A Ortona e Celano le ragazze arrotolano un capello intorno ad una canna robusta per far sì che i capelli crescano con lo stesso vigore.
Inoltre ci si lava la faccia con la rugiada del canneto per diventare più belle.
A Roccaraso e Torricella Peligna ci si rotola sull’erba bagnata di rugiada per guarire da dolori e malattie della pelle.
Da Castiglione a Casauria, prima del sorgere del sole, si va al fiume Pescara o ad altre fonti per bagnarsi le mani e la faccia. Inoltre intorno ai fianchi e alla fronte vengono posti dei rametti di vitalba per difenderli dai dolori.
A Caramanico si va a raccogliere l’acqua all’Orte.
Da Lanciano, le ragazze vanno a Fossacesia e, prima che spunti il sole, lavano i capelli nell’acqua del mare per renderli folti e belli.
A Pescina le donne con l’acqua raccolta, mescolata alla farina, ottengono uno dei lieviti migliori.
Affascinante è la leggenda della felce, secondo la quale, questa pianta ha la capacità di generare un fiore magico di colore bianco candido, chiamato il fiore di San Giovanni, che nascerebbe, sboccerebbe e raggiungerebbe il massimo splendore proprio nella notte tra il 23 ed il 24 giugno.
A Lanciano si va in campagna a “spaventare” gli alberi che danno poco frutto. Si gira tre volte intorno all’albero, rimproverandolo e dando ogni volta dei colpi.
Momento solenne è lo spuntare l’alba sul mare.
Se il sole, uscendo ha la “faccia chiara” significa che ci sarà una buona annata.
Ma la notte di San Giovanni è anche la notte in cui vengono stretti o rinnovati i legami di amicizia fraterna (il cosiddetto comparatico, o comparanza) suggellati lavandosi reciprocamente mani e viso e scambiandosi mazzolini di fiori campestri, detti ramajetti, e recitando contemporaneamente la formula dei “compari a fiori”: “Cumbare e cummarozze/Facemmece a cumbare/Se male ce vuleme/Alu ‘mberne ci ni jeme/Si bene ce purteme/ ‘mbaradise ci artruveme”.

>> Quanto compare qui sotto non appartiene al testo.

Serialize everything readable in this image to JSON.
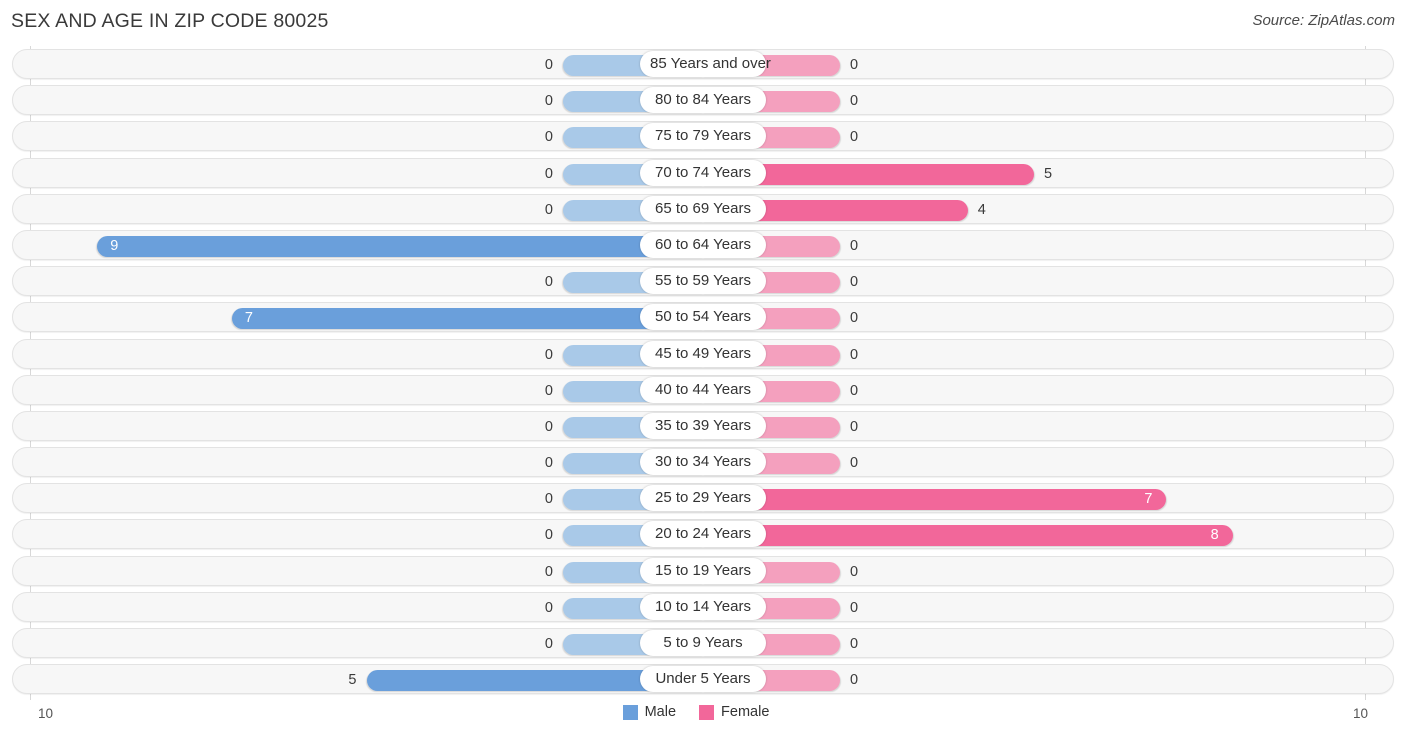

Un’altra tradizione che si perde nella notte dei tempi è l’accensione dei falò di San Giovanni che non appartiene solo all’Abruzzo, ma anche a molte regioni europee.
Si pensava, infatti, che i fuochi, simbolo del sole, scacciassero demoni e streghe e prevenissero le malattie.
Anche questa tradizione è ancora viva in molte zone dell’Abruzzo.